Sonuçta, ana amaç: toplumların 'önemli saydıkları'
kümelere üyelik derecelerindeki ciddi farklılıkların 'kan
benzemezliği' sonucu vereceği bir metrik oluşturmak. Bu yaklaşımla
düşmanlıkları da nicelleştirmek olanaklı. Örneğin 'Ermeni
soykırımı olmuştur' konusunda toplum ortalamalarının birbirine
yakınlığı (veya daha önemlisi uzaklığı) hem Ermeni hem Türk
toplumu özelinde önemli olduğundan bu 'kan benzemezliğine'
yol açacaktır. Öte yandan Ermenistan ile aynı yargıda
bulunan ('Ermeni soykırımı olmuştur' diyen) örneğin 'İtalya' ile
daha düşük bir 'kan benzemezliği' ne yol açacaktır.
Çünkü İtalyan toplumu bakımından 'Ermeni soykırımı
olmuştur' kümesine üyelik önemli değildir. Yine bu
nedenle 'Türkler' 'Ermenileri', 'İtalyanlara' göre daha fazla
'farklı kan' olarak addedeceklerdir. BU
ARADA "KAN" MUHABBETİNİN TEK
SÖZCUK İLE 'BAYDIĞINI' FARK EDİYORUM. BU RAHATSIZLIK, ASLINDA VAR
OLAN "ÖNEMLİ" BİR KAVRAMA (YUKARIDAKİ ANLAMI İLE TOPLUMLARIN
BENZERLİK/BENZEMEZLİĞİNİN SÖZ KONUSU OLDUĞU VE
BİRAZDAN "YAKINLIK" ÖLÇÜTÜ TANIMLAMAMIZI
SAĞLAYACAK KAVRAMA) TARİHSEL NEDENLERLE, "KAN" GİBİ FARKLI (VE İLKEL)

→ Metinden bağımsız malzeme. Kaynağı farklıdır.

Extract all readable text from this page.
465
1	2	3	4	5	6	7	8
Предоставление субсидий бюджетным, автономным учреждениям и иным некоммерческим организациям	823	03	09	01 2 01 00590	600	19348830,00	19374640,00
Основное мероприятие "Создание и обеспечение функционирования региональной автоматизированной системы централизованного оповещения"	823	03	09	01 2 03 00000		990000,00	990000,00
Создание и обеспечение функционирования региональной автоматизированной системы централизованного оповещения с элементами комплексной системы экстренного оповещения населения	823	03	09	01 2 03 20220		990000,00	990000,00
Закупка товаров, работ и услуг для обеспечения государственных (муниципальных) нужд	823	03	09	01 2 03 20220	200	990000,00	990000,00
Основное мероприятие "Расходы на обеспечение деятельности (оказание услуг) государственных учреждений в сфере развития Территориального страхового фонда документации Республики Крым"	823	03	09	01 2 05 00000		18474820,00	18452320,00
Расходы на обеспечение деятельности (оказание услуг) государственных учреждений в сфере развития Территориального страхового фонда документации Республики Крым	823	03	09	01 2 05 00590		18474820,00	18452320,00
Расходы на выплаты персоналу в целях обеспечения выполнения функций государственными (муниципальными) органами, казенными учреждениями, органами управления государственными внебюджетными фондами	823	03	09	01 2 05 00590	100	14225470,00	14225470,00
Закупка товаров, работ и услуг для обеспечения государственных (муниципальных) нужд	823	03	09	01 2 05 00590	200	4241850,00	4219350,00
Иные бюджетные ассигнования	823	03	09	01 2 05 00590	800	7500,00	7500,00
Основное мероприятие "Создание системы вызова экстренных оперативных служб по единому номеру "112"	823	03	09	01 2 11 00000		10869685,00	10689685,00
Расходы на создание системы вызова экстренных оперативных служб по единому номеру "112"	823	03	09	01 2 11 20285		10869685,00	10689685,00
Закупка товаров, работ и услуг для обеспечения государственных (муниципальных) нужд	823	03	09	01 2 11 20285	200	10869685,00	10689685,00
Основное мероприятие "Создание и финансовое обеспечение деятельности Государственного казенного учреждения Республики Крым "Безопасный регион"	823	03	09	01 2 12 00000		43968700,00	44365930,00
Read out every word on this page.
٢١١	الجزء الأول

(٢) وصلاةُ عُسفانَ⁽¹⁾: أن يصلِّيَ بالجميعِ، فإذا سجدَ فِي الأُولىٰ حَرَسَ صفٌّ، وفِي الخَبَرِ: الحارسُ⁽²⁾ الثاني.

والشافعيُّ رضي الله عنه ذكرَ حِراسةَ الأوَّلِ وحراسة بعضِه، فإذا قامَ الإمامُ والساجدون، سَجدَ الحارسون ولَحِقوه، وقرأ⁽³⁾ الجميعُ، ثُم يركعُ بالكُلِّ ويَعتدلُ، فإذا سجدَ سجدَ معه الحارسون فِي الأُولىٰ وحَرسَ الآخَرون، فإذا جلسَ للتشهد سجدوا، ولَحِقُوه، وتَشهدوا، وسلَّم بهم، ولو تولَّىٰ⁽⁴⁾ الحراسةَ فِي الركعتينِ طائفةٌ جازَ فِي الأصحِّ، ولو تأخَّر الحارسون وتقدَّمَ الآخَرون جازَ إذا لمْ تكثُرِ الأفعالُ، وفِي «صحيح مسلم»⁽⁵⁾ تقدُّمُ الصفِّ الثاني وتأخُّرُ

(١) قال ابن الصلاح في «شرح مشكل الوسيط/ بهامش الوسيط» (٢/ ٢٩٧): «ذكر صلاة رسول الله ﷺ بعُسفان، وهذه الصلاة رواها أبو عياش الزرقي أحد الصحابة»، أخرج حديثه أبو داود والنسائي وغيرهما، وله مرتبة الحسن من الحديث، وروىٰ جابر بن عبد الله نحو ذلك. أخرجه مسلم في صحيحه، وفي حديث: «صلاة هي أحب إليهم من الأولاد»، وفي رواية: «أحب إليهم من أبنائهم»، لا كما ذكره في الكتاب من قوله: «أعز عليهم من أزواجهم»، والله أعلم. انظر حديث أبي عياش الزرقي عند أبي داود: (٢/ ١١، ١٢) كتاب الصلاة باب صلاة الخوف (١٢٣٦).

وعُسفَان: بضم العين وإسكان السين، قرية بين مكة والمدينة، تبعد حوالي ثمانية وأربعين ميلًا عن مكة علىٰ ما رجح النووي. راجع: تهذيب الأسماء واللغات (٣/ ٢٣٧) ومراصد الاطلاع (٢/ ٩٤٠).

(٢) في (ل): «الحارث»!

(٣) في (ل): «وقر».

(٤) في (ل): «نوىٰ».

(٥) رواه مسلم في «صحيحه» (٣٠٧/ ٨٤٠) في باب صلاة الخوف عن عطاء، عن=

ÇAĞRIŞIMLARI OLAN, BUNDAN ÖTÜRÜ DE YANLIŞ
İLİŞKİLENDİRMELER TAŞIYAN BİR "METAFORUN" KARŞILIK
TUTULMASINDAN GELİYOR.
Evet, şimdi bir adım daha ilerleyelim ve şunu savlayalım:
"Toplumlar
konjonktürün getirdiği çıkar değerlendirmeleri
(olumlu/olumsuz) bir tarafa bırakılırsa temel olarak
yukarıdaki ölçütü ile 'yakın kan' değeri veren
toplumlara kendilerini yakın hissederler/severler vs, 'farklı kan'
değeri verenlerden de 'hazzetmezler' ".
İşin ilginci bu önem
atamalarındaki asimetri iki toplumun 'yakınlık' değerlerininin
asimetrik olmasına da pek ala neden olabilir. Şöyle bir
düşünün, örnekler bulacaksınız!!!
Son olarak şunu da belirtelim.. dikkatli bakarsanız, aslında bireylerin
ortalaması üzerinden tanımladığımız ve topluma mal ettiğimiz bu
vektörel büyüklük ve önem ataması 'modeli',
aslında birey-birey ilişkisi için de geçerli. Kendinizi
kime 'yakın' hissediyorsunuz? Neden yakın hissediyorsunuz? Neden A ile
arkadaşlık ediyorsunuz da B ile değil! Neden XXX partisini, YYY
gazetesini kendinize yakın buluyorsunuz?